Entre tantas atribulações do dia a dia, a correria, o vai e vem no Calçadão de Lages e as pessoas carregadas de sacolas, a programação de viagens, muitas vezes, fica de lado a fraternidade ou bons sentimentos que devem ser cultivados.

Embora esse período de Natal desperte uma consciência maior sobre caridade, um sentimento de que é preciso olhar além de si mesmo, olhar os que mais necessitam, ainda assim, para muitos, o significado fica apenas restrito ao lado comercial.

Certamente, a troca de presentes é algo prazeroso, mas o verdadeiro significado deve ser lembrado. O Natal é comemorado por todos, mas se explica pela doutrina cristã, que relembra o nascimento de Jesus Cristo há pouco mais de 2 mil anos.

Dentro da doutrina religiosa católica, a vinda ou nascimento, significa a luz. Independentemente de crença, a luz que deve ser buscada nos dias atuais se chama empatia e tolerância, um caminho que pode tornar a vida em sociedade mais harmônica.

Igreja católica explica data

O pároco da catedral Diocesana de Lages, padre Valdir Goedert, explica que o Natal se divide em dois momentos de Advento, que são quatro semanas.

Nas duas primeiras semanas do Advento a preocupação central é lembrar que Deus virá uma segunda vez. “A igreja trabalha a reflexão sobre a promessa de que Deus virá a segunda vez”, diz.

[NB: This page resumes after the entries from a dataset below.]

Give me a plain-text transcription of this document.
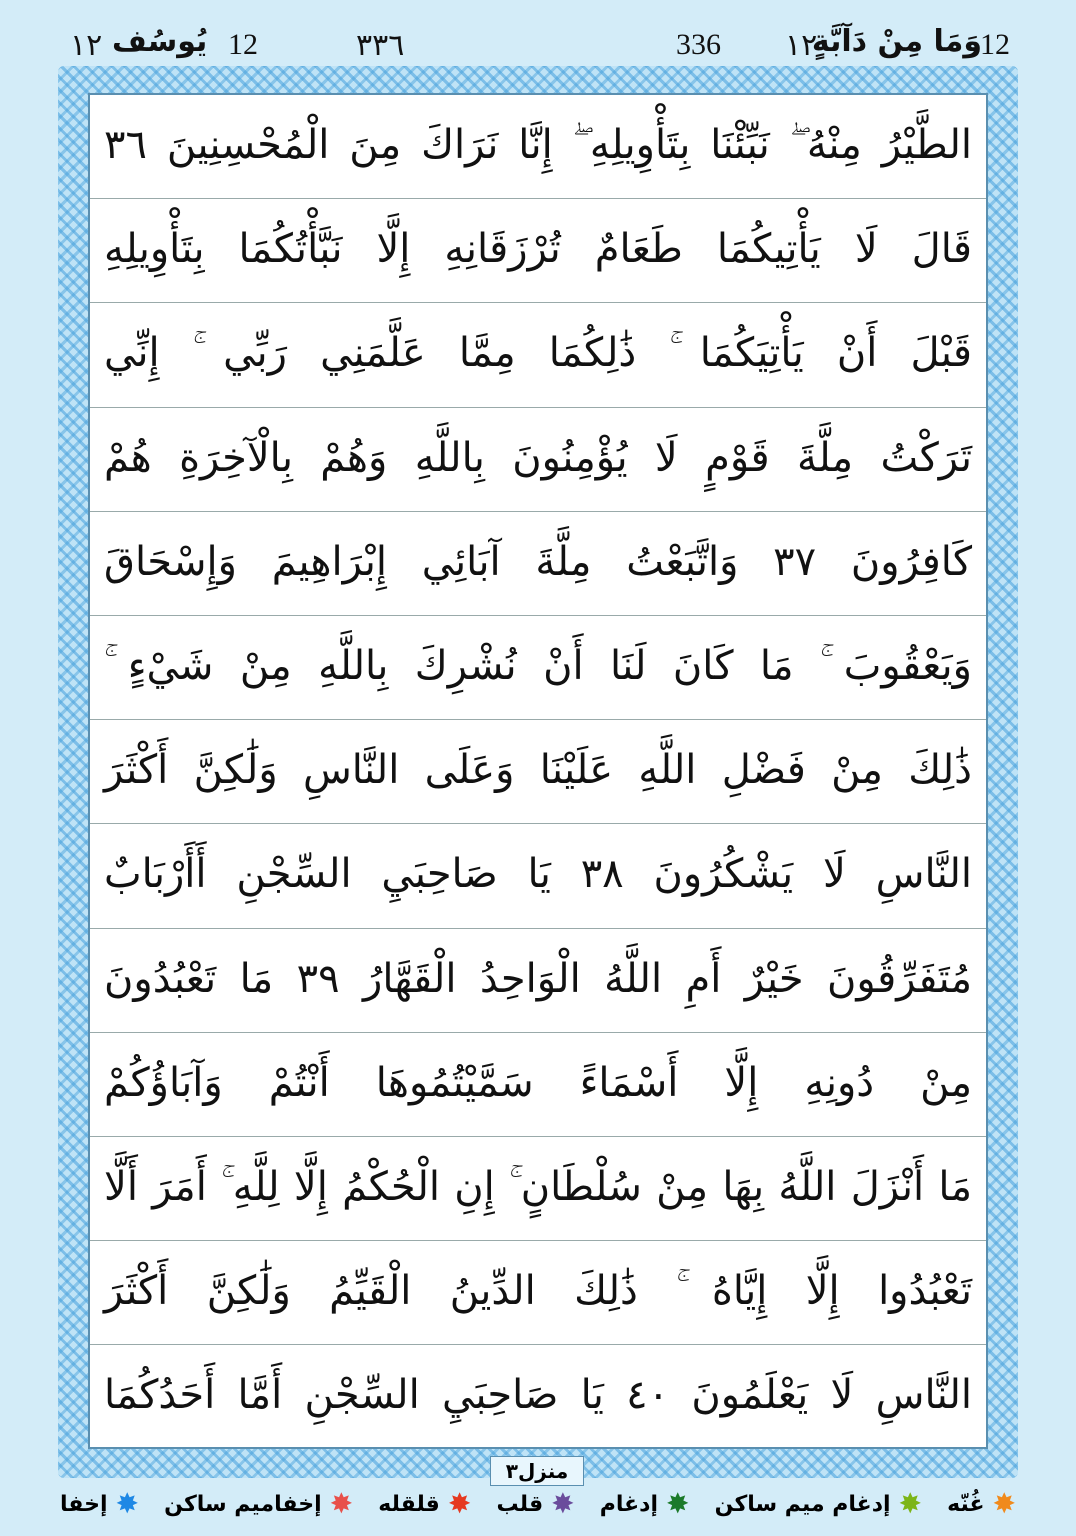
12
وَمَا مِنْ دَآبَّةٍ
١٢
336
٣٣٦
12
يُوسُف
١٢
الطَّيْرُ مِنْهُ ۖ نَبِّئْنَا بِتَأْوِيلِهِ ۖ إِنَّا نَرَاكَ مِنَ الْمُحْسِنِينَ ٣٦
قَالَ لَا يَأْتِيكُمَا طَعَامٌ تُرْزَقَانِهِ إِلَّا نَبَّأْتُكُمَا بِتَأْوِيلِهِ
قَبْلَ أَنْ يَأْتِيَكُمَا ۚ ذَٰلِكُمَا مِمَّا عَلَّمَنِي رَبِّي ۚ إِنِّي
تَرَكْتُ مِلَّةَ قَوْمٍ لَا يُؤْمِنُونَ بِاللَّهِ وَهُمْ بِالْآخِرَةِ هُمْ
كَافِرُونَ ٣٧ وَاتَّبَعْتُ مِلَّةَ آبَائِي إِبْرَاهِيمَ وَإِسْحَاقَ
وَيَعْقُوبَ ۚ مَا كَانَ لَنَا أَنْ نُشْرِكَ بِاللَّهِ مِنْ شَيْءٍ ۚ
ذَٰلِكَ مِنْ فَضْلِ اللَّهِ عَلَيْنَا وَعَلَى النَّاسِ وَلَٰكِنَّ أَكْثَرَ
النَّاسِ لَا يَشْكُرُونَ ٣٨ يَا صَاحِبَيِ السِّجْنِ أَأَرْبَابٌ
مُتَفَرِّقُونَ خَيْرٌ أَمِ اللَّهُ الْوَاحِدُ الْقَهَّارُ ٣٩ مَا تَعْبُدُونَ
مِنْ دُونِهِ إِلَّا أَسْمَاءً سَمَّيْتُمُوهَا أَنْتُمْ وَآبَاؤُكُمْ
مَا أَنْزَلَ اللَّهُ بِهَا مِنْ سُلْطَانٍ ۚ إِنِ الْحُكْمُ إِلَّا لِلَّهِ ۚ أَمَرَ أَلَّا
تَعْبُدُوا إِلَّا إِيَّاهُ ۚ ذَٰلِكَ الدِّينُ الْقَيِّمُ وَلَٰكِنَّ أَكْثَرَ
النَّاسِ لَا يَعْلَمُونَ ٤٠ يَا صَاحِبَيِ السِّجْنِ أَمَّا أَحَدُكُمَا
منزل٣
✸
إخفا	✸
إخفاميم ساكن	✸
قلقله	✸
قلب	✸
إدغام	✸
إدغام ميم ساكن	✸
غُنّه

As duas últimas semanas que antecedem o Natal, que são o terceiro e o quarto domingo, a igreja recorda a primeira vinda, ou seja, o nascimento de Jesus.

Volta-se para a primeira vinda, quando Deus se tornou humano, um de nós. O padre também ensina que o centro de
qualquer aspecto de celebração católica é a ressurreição de Jesus.

“Toda reflexão que ele (Jesus) nasceu, se fez humano, é uma maneira de lembrar que ele veio uma primeira vez e virá uma segunda vez. O centro do cristianismo é a ressurreição. Paixão, Morte e Ressurreição de Jesus. A luz do Natal aponta para essa Ressurreição”, explica.

Até o nascimento de Jesus havia o questionamento de como era Deus. E o nascimento de Jesus remete ao encontro do divino com o humano, que é a encarnação. “Deus se faz gente, se torna um de nós, por meio de uma pessoa, Maria”, relata o pároco.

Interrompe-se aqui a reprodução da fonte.